Butratris boldly stepped forward. “I demand you restore everyone right this instant!” she ordered in her best imperial tone.
Sinister laughter filled the room. “I’m not frightened by your silly rubber sword.”
Butratris looked down at her bright green rubbery sword and chastised herself yet again for failing to do that stupid quest that would have given her a flaming spear. It was rather dumb to come here with a toy weapon, but what else could she do? Then she thought of the blessing and smiled to herself.
“You should be,” she boldly declared. “This rubbery weapon was blessed by the Goddess of Life.” She pointed it at the shadowy figure. “One touch and you regain a heart.”
The shadowy figure wasn’t laughing now. In fact, he looked a bit shivery.
Butratris took a step forward.
“No!” The figure shrieked. “Don’t come any closer!”
“Transform everyone back and I’ll hold my wrath.”
“Ok, sure.” He waved shadowy hands and pronounced, “There, all done. You can leave now.”
Oh she wasn’t falling for that. He didn’t even say a word. She might have slept through magic lessons but even she knew a spell had a verbal component.
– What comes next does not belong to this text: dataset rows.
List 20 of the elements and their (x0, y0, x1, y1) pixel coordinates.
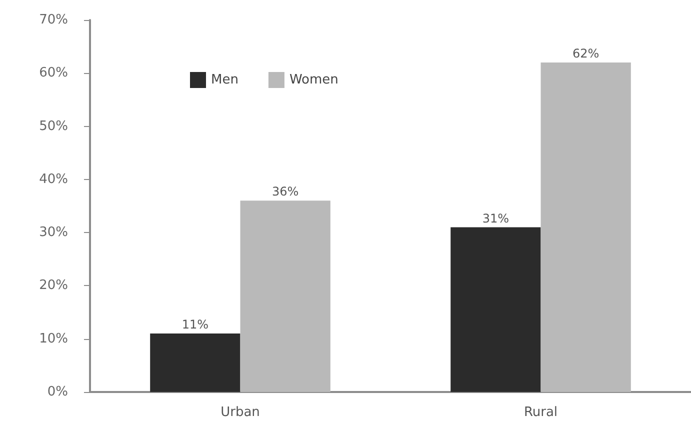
legend-label: Women (289, 72, 338, 88)
y-tick-label: 10% (39, 331, 68, 346)
data-label: 11% (182, 318, 209, 332)
data-label: 62% (572, 46, 600, 61)
legend-label: Men (211, 72, 238, 88)
bar (450, 227, 541, 392)
y-tick-label: 50% (39, 118, 68, 134)
bar (240, 200, 330, 392)
x-tick-label: Rural (524, 405, 558, 420)
y-tick-label: 20% (39, 278, 68, 294)
y-tick-label: 30% (39, 225, 68, 240)
y-tick-label: 70% (39, 12, 68, 28)
data-label: 36% (272, 184, 299, 199)
y-tick-label: 40% (39, 172, 68, 187)
bar (540, 62, 631, 392)
y-tick-label: 0% (47, 384, 68, 400)
y-tick-label: 60% (39, 66, 68, 81)
data-label: 31% (482, 211, 510, 226)
x-tick-label: Urban (220, 405, 260, 420)
bar (150, 334, 240, 392)
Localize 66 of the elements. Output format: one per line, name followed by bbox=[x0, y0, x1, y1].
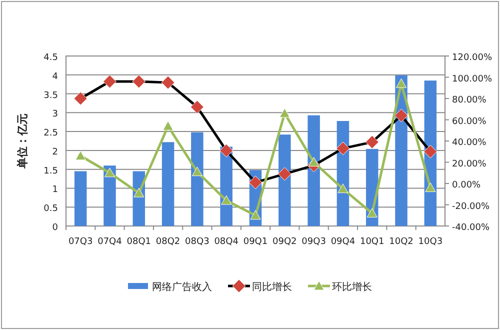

“You’re lying!” she accused.
The man laughed a wicked, taunting laugh that chilled the bones. “Of course I’m lying. I’m an evil villain, that’s what I do. What else did you expect?”
“I expect you to-” She didn’t finish, instead lunging at him with the blessed sword. As it touched his chest he shrieked as if in great physical pain and began to shrivel.
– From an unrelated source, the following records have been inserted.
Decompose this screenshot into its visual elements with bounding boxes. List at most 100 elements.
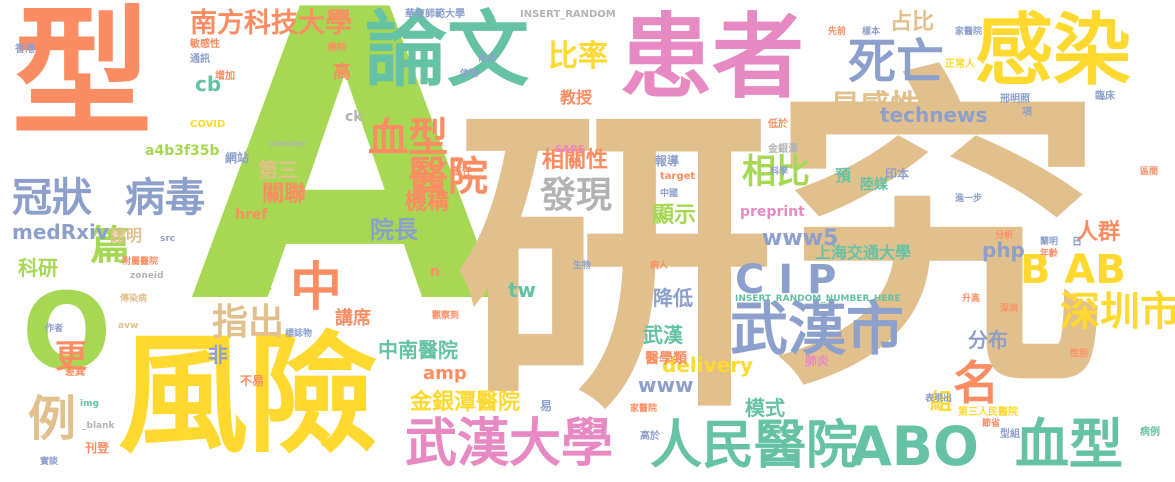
word-ri: 日 <box>1072 237 1082 248</box>
word-huanan: 華東師範大學 <box>405 9 465 20</box>
word-kandeng: 刊登 <box>85 441 110 455</box>
word-jiaxiao: 節省 <box>982 419 1001 429</box>
word-huanzhe: 患者 <box>620 4 805 111</box>
word-zhichu: 指出 <box>212 302 285 343</box>
word-yinben: 印本 <box>885 167 910 181</box>
word-fei: 非 <box>208 343 228 367</box>
word-moshi: 模式 <box>745 396 785 420</box>
word-lanming: 蘭明 <box>1040 237 1059 247</box>
word-zhengchang: 正常人 <box>945 59 975 70</box>
word-technews: technews <box>880 103 988 127</box>
word-geng: 更 <box>55 337 88 375</box>
word-guanlian: 關聯 <box>262 182 307 207</box>
word-chayi: 差異 <box>65 367 85 378</box>
word-xingzu: 型組 <box>1000 429 1020 440</box>
word-amp: amp <box>423 363 467 384</box>
word-bingdu: 病毒 <box>125 175 205 221</box>
word-bilv: 比率 <box>548 39 608 74</box>
word-shangwei: 尚未 <box>478 54 497 64</box>
word-abo: ABO <box>850 415 979 478</box>
word-php: php <box>982 238 1025 262</box>
word-feiyan: 肺炎 <box>805 354 830 368</box>
word-faxian: 發現 <box>540 175 613 216</box>
word-fengxian: 風險 <box>118 319 379 471</box>
word-shanghai: 上海交通大學 <box>815 243 912 262</box>
word-covid: COVID <box>190 119 226 130</box>
word-dishan: 第三人民醫院 <box>958 407 1018 418</box>
word-medrxiv: medRxiv <box>12 220 109 244</box>
word-kexue: 科學 <box>770 167 789 177</box>
word-sars: SARS <box>555 144 585 155</box>
word-a: A <box>190 0 500 392</box>
word-yigan: 易感性 <box>830 89 920 124</box>
word-jiayiyuan2: 家醫院 <box>630 404 658 414</box>
word-yu: 預 <box>835 166 852 185</box>
word-zhongnan: 中南醫院 <box>378 338 458 362</box>
word-preprint: preprint <box>740 204 805 220</box>
word-img: img <box>80 399 99 409</box>
word-shenzhen: 深圳市 <box>1060 289 1175 335</box>
word-bingli: 病例 <box>1140 427 1160 438</box>
word-xingmingzhao: 邢明照 <box>1000 94 1030 105</box>
word-zuozhe: 作者 <box>45 324 64 334</box>
word-delivery: delivery <box>662 353 754 377</box>
word-zhanbi: 占比 <box>890 10 935 35</box>
word-src: src <box>160 234 176 244</box>
word-www: www <box>638 373 694 397</box>
word-jiayiyuan: 家醫院 <box>955 27 983 37</box>
word-gunda: 觀察到 <box>432 311 460 321</box>
word-xiaohou: 先前 <box>828 27 847 37</box>
word-linchuang: 臨床 <box>1095 91 1115 102</box>
word-cip: C I P <box>735 257 837 303</box>
word-n: n <box>430 264 440 280</box>
word-fabiao: 發表 <box>228 270 273 295</box>
word-yi: 易 <box>540 399 553 413</box>
word-xinxi: 信稱 <box>460 69 479 79</box>
word-biaoxian: 表現出 <box>925 394 953 404</box>
word-yixuelei: 醫學類 <box>645 351 687 367</box>
word-bingren: 病人 <box>650 261 669 271</box>
word-zhong: 中 <box>290 258 343 318</box>
word-whu: 武漢大學 <box>405 414 614 474</box>
word-cb: cb <box>195 72 222 96</box>
word-zhongguo: 中國 <box>660 189 679 199</box>
word-fenbu: 分布 <box>968 328 1008 352</box>
word-siwang: 死亡 <box>848 34 945 90</box>
word-fushu: 附屬醫院 <box>122 257 159 267</box>
word-xiang: 項 <box>1022 107 1032 118</box>
word-jizhi: 機制 <box>328 43 347 53</box>
word-insert-num: INSERT_RANDOM_NUMBER_HERE <box>735 294 901 304</box>
word-jigou: 機構 <box>405 190 450 215</box>
word-shitan: 實談 <box>40 457 59 467</box>
word-pixabay: pixabay <box>270 139 306 148</box>
word-insert-random: INSERT_RANDOM <box>520 9 616 20</box>
word-jiangdi: 降低 <box>653 286 693 310</box>
word-ganran: 感染 <box>975 6 1132 96</box>
word-xiangbi: 相比 <box>742 152 810 192</box>
word-shenzhen2: 深圳 <box>1000 304 1019 314</box>
word-lunwen: 論文 <box>365 3 530 98</box>
word-renmin: 人民醫院 <box>650 416 859 476</box>
word-pian: 篇 <box>90 223 130 269</box>
word-jiu: 究 <box>770 42 1105 432</box>
word-bab: B AB <box>1020 247 1126 293</box>
word-gao: 高 <box>333 62 351 83</box>
word-xiangang: 香港 <box>15 44 35 55</box>
word-yiyuan: 醫院 <box>408 154 488 200</box>
word-fenxi: 分析 <box>995 231 1014 241</box>
word-ming: 名 <box>953 356 999 410</box>
word-href: href <box>235 207 268 223</box>
word-zu: 組 <box>930 390 953 415</box>
word-gaoyu: 高於 <box>640 431 660 442</box>
word-biaozhi: 標誌物 <box>285 329 313 339</box>
word-shengwu: 生物 <box>573 261 592 271</box>
word-xianshi: 顯示 <box>652 203 697 228</box>
word-blank: _blank <box>82 421 115 431</box>
word-wangzhan: 網站 <box>225 151 250 165</box>
word-tongxun: 通訊 <box>190 54 210 65</box>
word-jiaoshou: 教授 <box>560 88 593 107</box>
word-zengjia: 增加 <box>215 71 235 82</box>
word-xuexing: 血型 <box>368 115 448 161</box>
word-jinyibu: 進一步 <box>955 194 983 204</box>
His shriek started loud but got soft and tiny as he shrunk into a wrinkled sphere. Then he winked out entirely.
“Well, I didn’t quite expect that,” Burtratris exclaimed in surprise. Taking her brother’s hand she said, “C’mon, let’s go home and see if everyone has been restored.”
When they arrived at the castle, the king and queen were standing in the entryway. Upon seeing their children, they began to chastise them.
“Where have you been?” the king yelled.
“What mess did you cause now?” the queen said more sedately but with that exasperated tone that only parents got.
Princess Butratris just smiled at her parents standing there completely unscaled. It was great to be home.